L 9 KR 90/02

Land
Berlin-Brandenburg
Sozialgericht
LSG Berlin-Brandenburg
Sachgebiet
Krankenversicherung
Abteilung
9
1. Instanz
SG Berlin (BRB)
Aktenzeichen
S 75 KR 4408/00
Datum
2. Instanz
LSG Berlin-Brandenburg
Aktenzeichen
L 9 KR 90/02
Datum
3. Instanz
Bundessozialgericht
Aktenzeichen
-
Datum
-
Kategorie
Urteil
Die Berufung der Beklagten gegen das Urteil des Sozialgerichts Berlin vom 12. April 2002 wird zurückgewiesen. Die Beklagte hat der Klägerin auch die Kosten des Berufungsverfahrens zu erstatten. Die Revision wird zugelassen.

Tatbestand:

Die Beteiligten streiten über die Höhe des Krankengeldanspruches der Klägerin.

Die 1960 geborene Klägerin war bis zum 30. September 1999 bei einer Firma für Kraftwerkstechnik beschäftigt und während dieser Zeit freiwilliges Mitglied der beklagten Krankenkasse. Ihr monatliches Bruttogehalt betrug 6.643,00 DM. Am 20. September 1999 schloss sie einen Arbeitsvertrag mit einer so genannten Auffanggesellschaft. Für dieses vom 1. Oktober 1999 bis zum 30. September 2000 befristete Arbeitsverhältnis, welches der Qualifizierung und der Weiterbildung der Klägerin dienen sollte, wurde die Geltung der Bedingungen der "Strukturarbeitszeit Null gemäß § 175 des Dritten Buches Sozialgesetzbuch (SGB III)" vereinbart. Als Gehalt wurde die Zahlung von Kurzarbeitergeld auf der Basis einer "Bemessungsgrundlage eines monatlichen Bruttoarbeitsentgeltes von 6.643,00 DM" vereinbart.

Wegen einer am 4. Oktober 1999 eingetretenen Arbeitsunfähigkeit zahlte die Beklagte der Klägerin zunächst vom 5. Oktober 1999 bis zum 31. Dezember 1999 ein kalendertägliches Nettokrankengeld in Höhe von 111, 93 DM und ab 1. Januar 2000 in Höhe von 112, 06 DM (Bruttokrankengeld: 129, 92 DM) auf der Grundlage eines Bruttoentgeltes von 6.643,00 DM monatlich. Hieran anschließend gewährte ihr die damalige Bundesversicherungsanstalt für Angestellte Übergangsgeld für ihre Teilnahme an einer in der Zeit vom 22. Juni 2000 bis zum 13. Juli 2000 durchgeführte Rehabilitationsmaßnahme, aus der die Klägerin arbeitsfähig entlassen wurde. Im Anschluss bezog die Klägerin wieder Kurzarbeitergeld.
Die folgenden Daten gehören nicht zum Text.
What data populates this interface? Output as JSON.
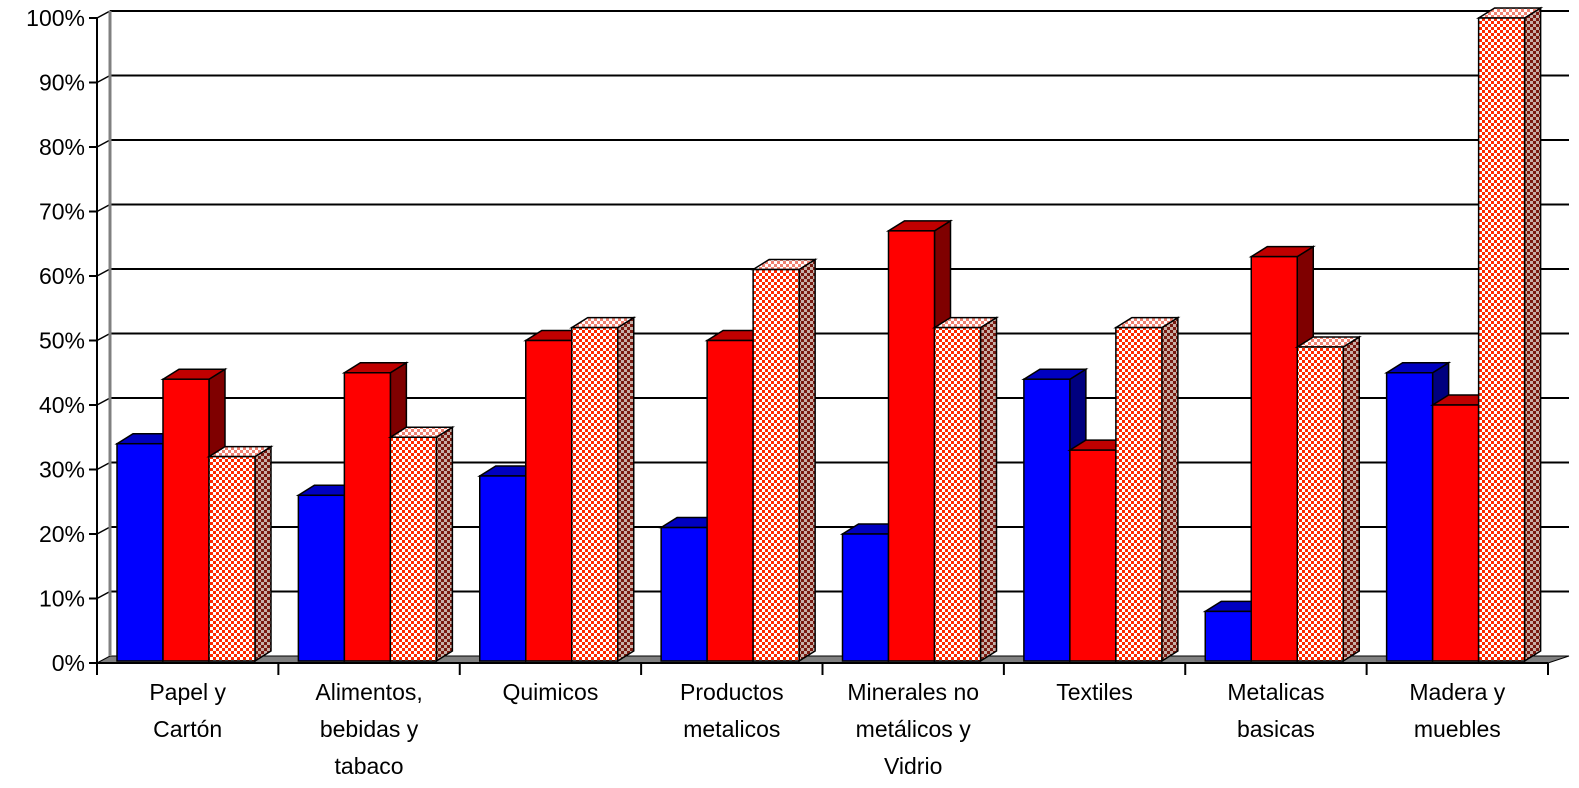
{
  "chart_data": {
    "type": "bar",
    "title": "",
    "xlabel": "",
    "ylabel": "",
    "ylim": [
      0,
      100
    ],
    "y_ticks": [
      "0%",
      "10%",
      "20%",
      "30%",
      "40%",
      "50%",
      "60%",
      "70%",
      "80%",
      "90%",
      "100%"
    ],
    "grid": true,
    "legend": "none",
    "categories": [
      [
        "Papel y",
        "Cartón"
      ],
      [
        "Alimentos,",
        "bebidas y",
        "tabaco"
      ],
      [
        "Quimicos"
      ],
      [
        "Productos",
        "metalicos"
      ],
      [
        "Minerales no",
        "metálicos y",
        "Vidrio"
      ],
      [
        "Textiles"
      ],
      [
        "Metalicas",
        "basicas"
      ],
      [
        "Madera y",
        "muebles"
      ]
    ],
    "series": [
      {
        "values": [
          34,
          26,
          29,
          21,
          20,
          44,
          8,
          45
        ],
        "color": "#0000ff",
        "pattern": "solid"
      },
      {
        "values": [
          44,
          45,
          50,
          50,
          67,
          33,
          63,
          40
        ],
        "color": "#ff0000",
        "pattern": "solid"
      },
      {
        "values": [
          32,
          35,
          52,
          61,
          52,
          52,
          49,
          100
        ],
        "color": "#ff0000",
        "pattern": "checkered"
      }
    ]
  }
}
Vom 10. August 2000 bis zum 26. September 2000 zeigte die Klägerin der Beklagten erneut Arbeitsunfähigkeit an. Die Beklagte gewährte ihr daraufhin mit Bescheid vom 28. September 2000 ein kalendertägliches Krankengeld ab 11. August 2000 in Höhe von 94,21 DM, berechnet auf der Grundlage des monatlichen Kurzarbeitergeldes der Klägerin im Jahr 2000 in Höhe von 2.826,26 DM monatlich. In Höhe der Hälfte des auf dieser Basis für die Zeit vom 10. August 2000 bis zum 26. September 2000 berechneten Krankengeldes in Höhe von insgesamt 4.427,87 DM rechnete die Beklagte zudem mit der ihres Erachtens für den vorangegangen Leistungszeitraum eingetretenen Überzahlung in Höhe von 2.213,94 DM auf. Diese Überzahlung sei deshalb eingetreten, so die Beklagte, weil die Klägerin für diesen Zeitraum zu Unrecht Krankengeld auf der Grundlage ihres früheren Bruttoentgeltes erhalten habe.
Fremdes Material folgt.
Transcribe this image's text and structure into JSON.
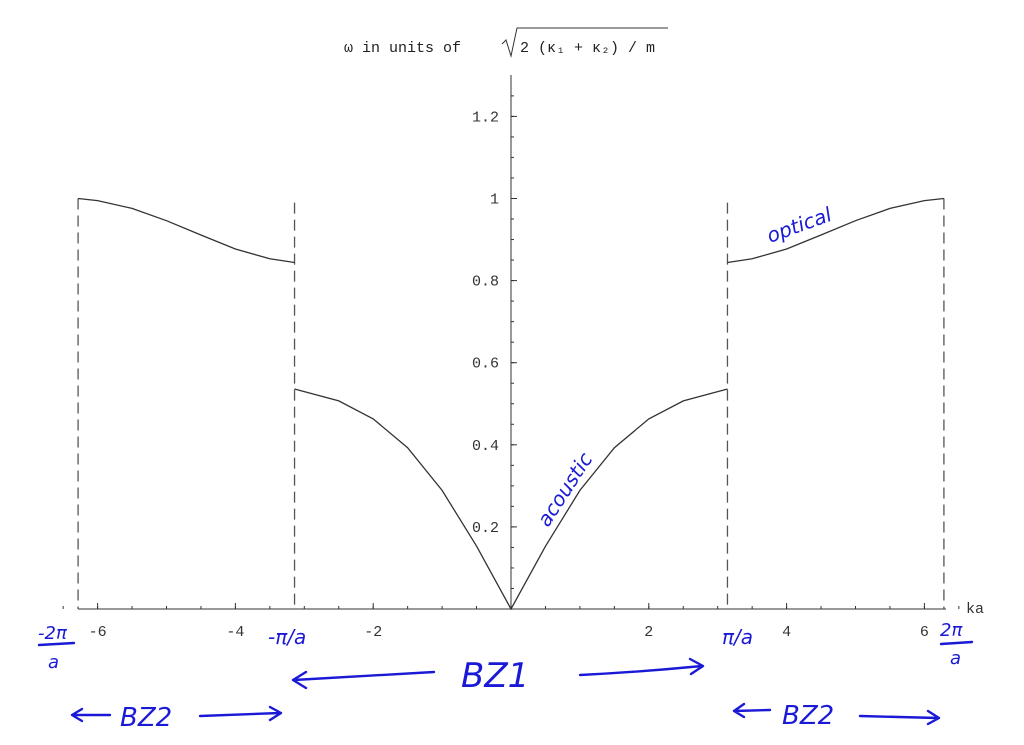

Auf den hiergegen gerichteten Widerspruch der Klägerin hob die Beklagte diese Aufrechnung auf und wies den Widerspruch im Übrigen durch Widerspruchsbescheid vom 21. November 2000 zurück. Zur Begründung führte sie aus, dass die Aufrechnung rechtswidrig sei, weil eine Aufhebung der Krankengeldbewilligung für die Zeit vom 5. Oktober 1999 bis zum 21. Juni 2000 aus Vertrauensschutzgründen nicht möglich sei. Die Klägerin habe aber für die Zeit vom 11. August 2000 bis zum 26. September 2000 keinen Anspruch auf höheres Krankengeld. Die Höhe des Krankengeldes für Bezieher von Kurzarbeitergeld sei so zu bemessen, dass das Krankengeld nicht höher sei als die Summe von Kurzarbeitergeld und Kurzlohn. Dies folge aus der Lohnersatzfunktion des Krankengeldes. Soweit die Klägerin meine, dass das Krankengeld bei Beziehern von Kurzarbeitergeld nach dem zuletzt bezogenen Arbeitsentgelt zu bemessen sei, sei dies nicht richtig. Die Klägerin befinde sich seit dem 1. Oktober 1999 in einem neuen Beschäftigungsverhältnis bei der Auffanggesellschaft. Aus dieser Beschäftigung habe die Klägerin aber kein Entgelt bezogen, sondern lediglich Kurzarbeitergeld. Krankengeld stehe ihr deshalb lediglich in Höhe des ihr gewährten Kurzarbeitergeldes zu.

Mit ihrer daraufhin erhobenen Klage hat die Klägerin höheres Krankengeld begehrt und daran festgehalten, dass für die Berechnung ihres Krankengeldanspruches nicht auf das ihr entgangene Kurzarbeitergeld abzustellen sei, sondern auf das von ihr zuletzt im September 1999 erzielte monatliche Bruttoarbeitsentgelt in Höhe von 6.643,00 DM.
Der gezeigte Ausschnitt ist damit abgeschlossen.